Out-Law News 3 min. read

Professional fines may be tax deductable, tribunal finds


The McLaren racing team is entitled to claim a corporation tax reduction in respect of a £32 million fine levied by the motor racing governing body because the fine was not a criminal penalty imposed by statute, a tribunal has held.

In his first-tier tribunal ruling, Judge Charles Hellier said that the penalty was sufficiently "connected with the trade" of the business. The fine, which had been imposed after McLaren obtained "unauthorised" information about the construction of a competitor's cars, related to "activities so closely associated with mainstream of McLaren's trade" that the judge "[could not] say that they were not a part of it".

The tribunal's second judge, Mr Nicolas Dee, disagreed with Judge Hellier's assessment. However, a tribunal's 'presiding member' is granted the casting vote in situations where the verdict of a two-person tribunal is not unanimous.

Among other roles, the Federation Internationale de l'Automobile (FIA) acts as the governing body for many auto racing events. In 2007, McLaren was ordered to pay approximately £32m because it had "possessed and in some way used" proprietary information belonging to one of its competitors, Ferrari, in breach of the FIA's International Sporting Code (ISC). As a participant in Formula One racing, McLaren is contractually bound by the rules of the ISC.

In addition to the fine, McLaren suffered a reduction in its gross income of approximately £34m. Although acknowledging that this reduction affected the McLaren's taxable profits to that extent, HM Revenue and Customs (HMRC) said that the fine itself could not be offset against the company's liability for corporation tax.

Ian Hyde, a tax expert at Pinsent Masons, the law firm behind Out-Law said: "this case is interesting because the natural assumption might be that a fine arising from misconduct would not be tax deductible. It shows that where you are looking at a civil rather than a criminal penalty there may be circumstances where a tax deduction is available".

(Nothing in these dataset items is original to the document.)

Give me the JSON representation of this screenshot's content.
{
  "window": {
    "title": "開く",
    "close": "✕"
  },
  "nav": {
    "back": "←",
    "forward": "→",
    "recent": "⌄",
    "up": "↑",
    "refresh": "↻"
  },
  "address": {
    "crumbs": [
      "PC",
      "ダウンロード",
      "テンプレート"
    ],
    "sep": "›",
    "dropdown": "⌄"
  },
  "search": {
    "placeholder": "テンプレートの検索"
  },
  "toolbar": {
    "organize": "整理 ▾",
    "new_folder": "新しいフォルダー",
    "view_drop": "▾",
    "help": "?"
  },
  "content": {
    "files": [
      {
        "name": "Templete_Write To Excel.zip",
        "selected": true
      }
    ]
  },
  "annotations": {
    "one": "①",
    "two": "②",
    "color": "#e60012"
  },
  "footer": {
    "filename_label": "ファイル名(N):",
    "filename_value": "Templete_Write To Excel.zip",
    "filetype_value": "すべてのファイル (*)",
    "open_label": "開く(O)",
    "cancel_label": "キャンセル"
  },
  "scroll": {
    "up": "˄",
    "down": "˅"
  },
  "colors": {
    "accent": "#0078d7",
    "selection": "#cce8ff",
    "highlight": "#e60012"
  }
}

The Income and Corporation Taxes Act 1988 (TA), which governs the law concerning taxation, sets out some of the categories of expenditure a company is entitled to deduct from its trading profits when calculating its liability for corporation tax. The TA states that money cannot be deducted if it is not "wholly laid out or expended for the purposes of the trade or profession" or "connected with or arising out of the trade or profession". In addition, case law distinguishes between commercial losses and penalties imposed for breaches of the law that occur while the company is trading.

In the "non-statutory context", for example in the case of penalties imposed as a result of a company's membership of an association or professional body, penalties should normally be regarded as "an expense of the trade" unless there was an overwhelming public policy season why this should not be the case, the judge said.

"In my view it is only if the nature of the penalty is to punish a person and if there is a serious public policy which would be diluted by deductibility that the penalty should not be regarded as an expense of the trade," he said. "For this reason I would hold that, for example, a non compensatory penalty for late completion imposed in a building contract made under the laws of a jurisdiction which made such a penalty enforceable could be a deductable expense."

The words of the TA did not contain references to the 'normal' or 'ordinary' trade, or to the 'proper conduct' of that trade, he said. Instead, these were "aids or glosses on the statutory words deriving from the attempts to explain why expenses might not be deductible".

"In the case of a person whose trade or profession is based on trust and probity, a breach of those principles is a departure from the business he is engaged in because it strikes at the nature of that business: these words help in that context," he said. "But their usefulness depends on the nature of the business."

He said that in the McLaren case, the "profit making activity" carried on by the company was "not limited" to acting within the confines of its commercial agreements and could extend to activities seen as "cheating".

"Whilst I can understand that fraud or deceit might be found not to be part of a trade which depended on probity or trust, I can see no compelling reason for finding that McLaren's trade was so limited," he said. "I conclude that there is no reason of policy or law to limit the description of McLaren's trade."